Osman, el pequeño afgano con parálisis cerebral, llegará a Valencia en dos meses

Los padres, junto al pequeño Osman./
Los padres, junto al pequeño Osman.

El ministro de Exteriores ha dado instrucciones para que viajen a España, y el niño sea tratado en un hospital

LETICIA MENASantander

"I love España. I love España". Quien dice esto es un padre emocionado, un hombre que ha caminado semanas con su hijo Osman en brazos desde Afganistán. Estamos en Idomeni, justo en la frontera que separa Grecia y Macedonia. Y aquí está Atta Mohamed Ahmed con su familia. El miércoles por la noche les dijeron que el ministro de Exteriores, José Manuel García-Margallo, ha dado instrucciones para que viajen a España, y el niño sea tratado en un hospital. En dos meses estarán en Valencia. ¿Por qué esperar todavía tanto tiempo? Algunos voluntarios recuerdan que por esas fechas habrá elecciones.

Osman tiene parálisis cerebral y, cuando le incorporan para cambiarle de posición, su cuerpo se tambalea hasta que su padre le sujeta. Sonríe todo el tiempo; al dejar de hacerlo es porque tiene sed y su madre le da de beber con un biberón. En todo momento con ellos está Rohafza Yaqubí, que hace las veces de intérprete para decirles en árabe lo que ocurre a su alrededor y lo que la gente les dice en inglés. Su trabajo es muy importante, pero Rohafza no es una voluntaria al uso. Es una refugiada de Afganistán que, mientras espera a que abran la frontera, ayuda en todo lo que puede. Una de sus funciones es traducir de inglés a árabe y de árabe a inglés a los padres de Osman, ya sea cuando hablan con los médicos, con los periodistas que han venido por aquí, y con Bomberos en Acción. Que Osman y su familia vengan a España es triunfo de esta última organización, que ha sido quien han movido Roma con Santiago para que este niño reciba tratamiento médico en España. "En diez días hemos recibido 150.000 firmas. Esto es mérito de todos ellos", explica Javier Bodego, un bombero de Zamora que ha liderado la iniciativa. Habla de Jorge, Inés, Ernesto y Juanma; y no se olvida de Paquita, de la delegación del Gobierno en Zamora, que empezó con todo el papeleo burocrático. Los nombres anteriores son los de cuatro ciudadanos anónimos que abrieron la petición en Change.org.
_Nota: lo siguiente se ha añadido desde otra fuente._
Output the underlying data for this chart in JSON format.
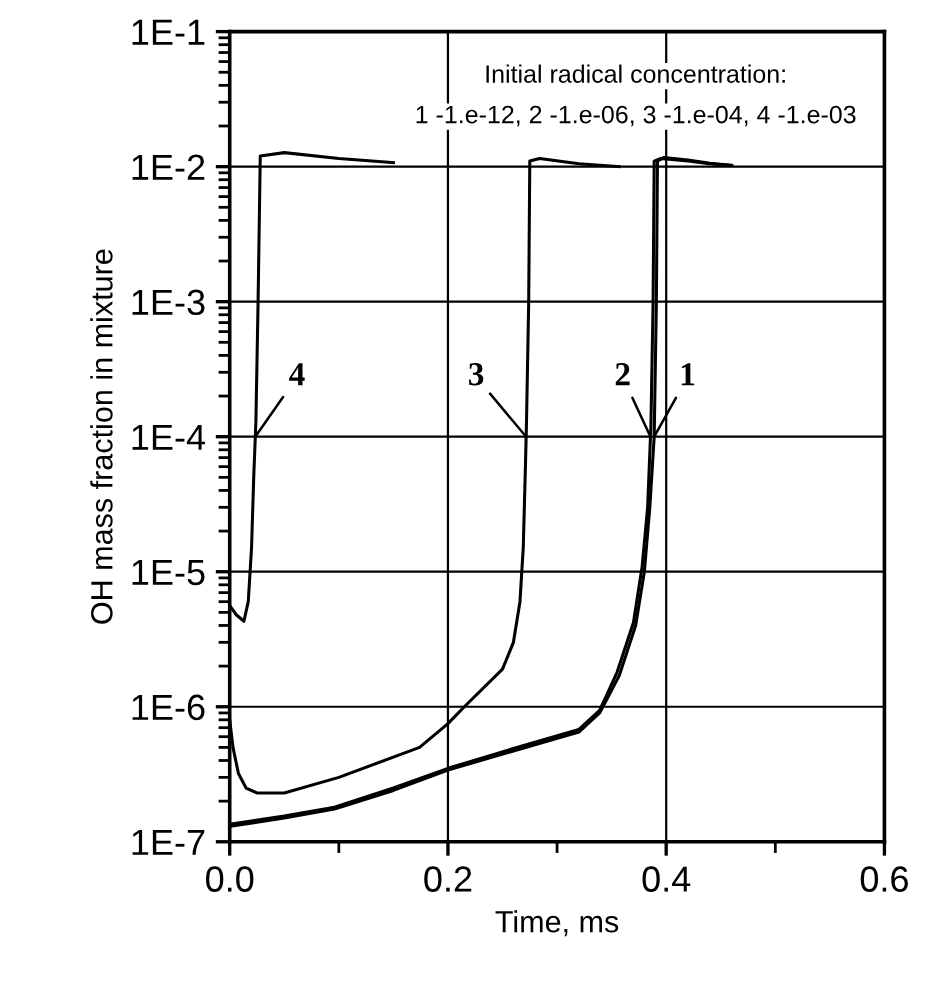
{
  "chart_data": {
    "type": "line",
    "xlabel": "Time, ms",
    "ylabel": "OH mass fraction in mixture",
    "annotations": [
      "Initial radical concentration:",
      "1 -1.e-12, 2 -1.e-06, 3 -1.e-04, 4 -1.e-03"
    ],
    "series": [
      {
        "name": "1",
        "color": "#000000",
        "x": [
          0,
          0.05,
          0.096,
          0.15,
          0.2,
          0.26,
          0.32,
          0.339,
          0.357,
          0.372,
          0.38,
          0.385,
          0.389,
          0.391,
          0.392,
          0.398,
          0.42,
          0.44,
          0.46
        ],
        "values": [
          1.3e-07,
          1.5e-07,
          1.75e-07,
          2.4e-07,
          3.4e-07,
          4.7e-07,
          6.5e-07,
          9e-07,
          1.7e-06,
          4e-06,
          1e-05,
          3e-05,
          0.0001,
          0.001,
          0.011,
          0.0117,
          0.0112,
          0.0106,
          0.0102
        ]
      },
      {
        "name": "2",
        "color": "#000000",
        "x": [
          0,
          0.05,
          0.096,
          0.15,
          0.2,
          0.26,
          0.32,
          0.339,
          0.355,
          0.37,
          0.378,
          0.383,
          0.386,
          0.388,
          0.389,
          0.395,
          0.42,
          0.44,
          0.46
        ],
        "values": [
          1.35e-07,
          1.55e-07,
          1.8e-07,
          2.5e-07,
          3.5e-07,
          4.9e-07,
          6.8e-07,
          9.4e-07,
          1.8e-06,
          4.2e-06,
          1.1e-05,
          3e-05,
          0.00012,
          0.001,
          0.011,
          0.0115,
          0.011,
          0.0105,
          0.0102
        ]
      },
      {
        "name": "3",
        "color": "#000000",
        "x": [
          0,
          0.003,
          0.008,
          0.015,
          0.025,
          0.05,
          0.1,
          0.174,
          0.2,
          0.215,
          0.25,
          0.26,
          0.266,
          0.269,
          0.271,
          0.272,
          0.274,
          0.275,
          0.284,
          0.32,
          0.357
        ],
        "values": [
          8e-07,
          5e-07,
          3.2e-07,
          2.5e-07,
          2.3e-07,
          2.3e-07,
          3e-07,
          5e-07,
          7.5e-07,
          1e-06,
          1.9e-06,
          3e-06,
          6e-06,
          1.5e-05,
          6e-05,
          0.00013,
          0.001,
          0.011,
          0.0115,
          0.0105,
          0.01
        ]
      },
      {
        "name": "4",
        "color": "#000000",
        "x": [
          0,
          0.006,
          0.013,
          0.017,
          0.02,
          0.022,
          0.024,
          0.026,
          0.028,
          0.05,
          0.1,
          0.15
        ],
        "values": [
          5.6e-06,
          4.8e-06,
          4.3e-06,
          6e-06,
          1.5e-05,
          5e-05,
          0.00013,
          0.001,
          0.012,
          0.0127,
          0.0115,
          0.0107
        ]
      }
    ],
    "log": "y",
    "xlim": [
      0,
      0.6
    ],
    "ylim": [
      1e-07,
      0.1
    ],
    "xticks": [
      {
        "value": 0,
        "label": "0.0"
      },
      {
        "value": 0.1,
        "label": null
      },
      {
        "value": 0.2,
        "label": "0.2"
      },
      {
        "value": 0.3,
        "label": null
      },
      {
        "value": 0.4,
        "label": "0.4"
      },
      {
        "value": 0.5,
        "label": null
      },
      {
        "value": 0.6,
        "label": "0.6"
      }
    ],
    "yticks": [
      {
        "value": 1e-07,
        "label": "1E-7"
      },
      {
        "value": 1e-06,
        "label": "1E-6"
      },
      {
        "value": 1e-05,
        "label": "1E-5"
      },
      {
        "value": 0.0001,
        "label": "1E-4"
      },
      {
        "value": 0.001,
        "label": "1E-3"
      },
      {
        "value": 0.01,
        "label": "1E-2"
      },
      {
        "value": 0.1,
        "label": "1E-1"
      }
    ],
    "grid": true,
    "legend": false,
    "marker": "none",
    "line_style": "solid"
  }
}
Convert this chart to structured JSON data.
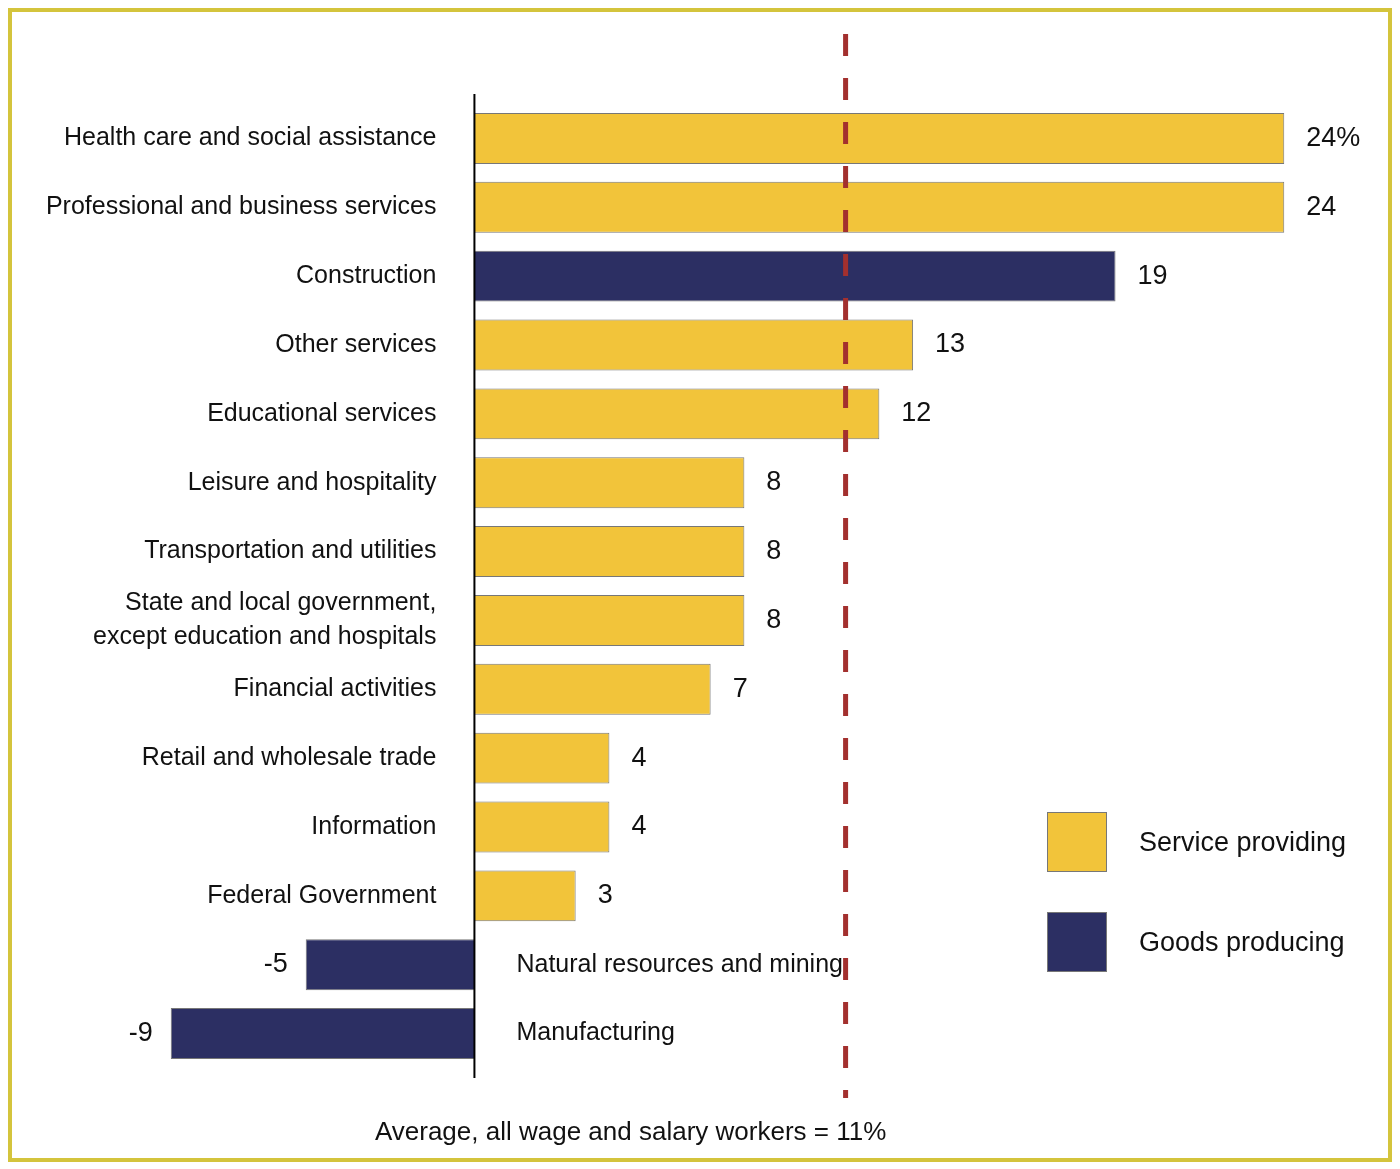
{
  "chart_data": {
    "type": "bar",
    "orientation": "horizontal",
    "stacked": true,
    "categories": [
      "Health care and social assistance",
      "Professional and business services",
      "Construction",
      "Other services",
      "Educational services",
      "Leisure and hospitality",
      "Transportation and utilities",
      "State and local government,\nexcept education and hospitals",
      "Financial activities",
      "Retail and wholesale trade",
      "Information",
      "Federal Government",
      "Natural resources and mining",
      "Manufacturing"
    ],
    "series": [
      {
        "name": "Service providing",
        "color": "#f2c43a",
        "values": [
          24,
          24,
          null,
          13,
          12,
          8,
          8,
          8,
          7,
          4,
          4,
          3,
          null,
          null
        ],
        "value_labels": [
          "24%",
          "24",
          null,
          "13",
          "12",
          "8",
          "8",
          "8",
          "7",
          "4",
          "4",
          "3",
          null,
          null
        ]
      },
      {
        "name": "Goods producing",
        "color": "#2c2f63",
        "values": [
          null,
          null,
          19,
          null,
          null,
          null,
          null,
          null,
          null,
          null,
          null,
          null,
          -5,
          -9
        ],
        "value_labels": [
          null,
          null,
          "19",
          null,
          null,
          null,
          null,
          null,
          null,
          null,
          null,
          null,
          "-5",
          "-9"
        ]
      }
    ],
    "ref_lines": [
      {
        "axis": "x",
        "value": 11,
        "label": "Average, all wage and salary workers = 11%",
        "color": "#a3302e",
        "line_style": "dashed"
      }
    ],
    "legend": "bottom right"
  }
}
La buena respuesta de otros miles de residentes en España se plasmó en un documento que entregaron en el Ministerio de Trabajo, y éste lo derivó al de Exteriores.

El martes, sobre las siete de la tarde, Bomberos en Acción recibió la llamada del Gobierno de España que daba luz verde a la acogida y, automáticamente, sonó el móvil de Javier Bodego. Reaccionó con profesionalidad pero con mucha emoción. Reunió a su gente de confianza y se lo contó, pero acordaron no decir nada hasta que vinieran todos los voluntarios que trabajaban por el campo. Cuando llegaron, fueron convocados alrededor de la tienda de Osman. La familia dormía o intentaba dormir, y entonces les llamaron y les dieron la buena noticia. Todos lloraron, literalmente, de alegría. Cuando Bodego lo recuerda se le vuelven a poner los pelos de punta.

Mientras este bombero de Zamora habla, los padres de Osman escuchan sin entender lo que dice, pero sonríen sin descanso. El padre ha cogido al pequeño y no para de darle besos y hacerle carantoñas. Sin pudor, dice que es su hijo favorito, y la madre asiente. Ella misma cuenta que "todos los días, desde que salimos de Afganistán, le ha llevado en brazos mientras caminábamos. Todos los días". Le mira con orgullo, lo mismo que a sus otros dos hijos, que vuelven de jugar con un balón por el campamento. Se llaman Monir y Jail Ahmad; tienen 8 y 9 años y, como a muchos niños de su edad, les encanta el fútbol. Su jugador favorito es Messi, y al saber que la ciudad en la que vivirán -Valencia-, está cerca de Barcelona se han mirado alucinados. Reciben la bandera de España con ilusion. "Cuando ayer nos dieron la noticia, pregunté si tenían una. Iban a traérmela. Esta es la primera", dice Atta Mohamed mientras dice "I love España, i love España".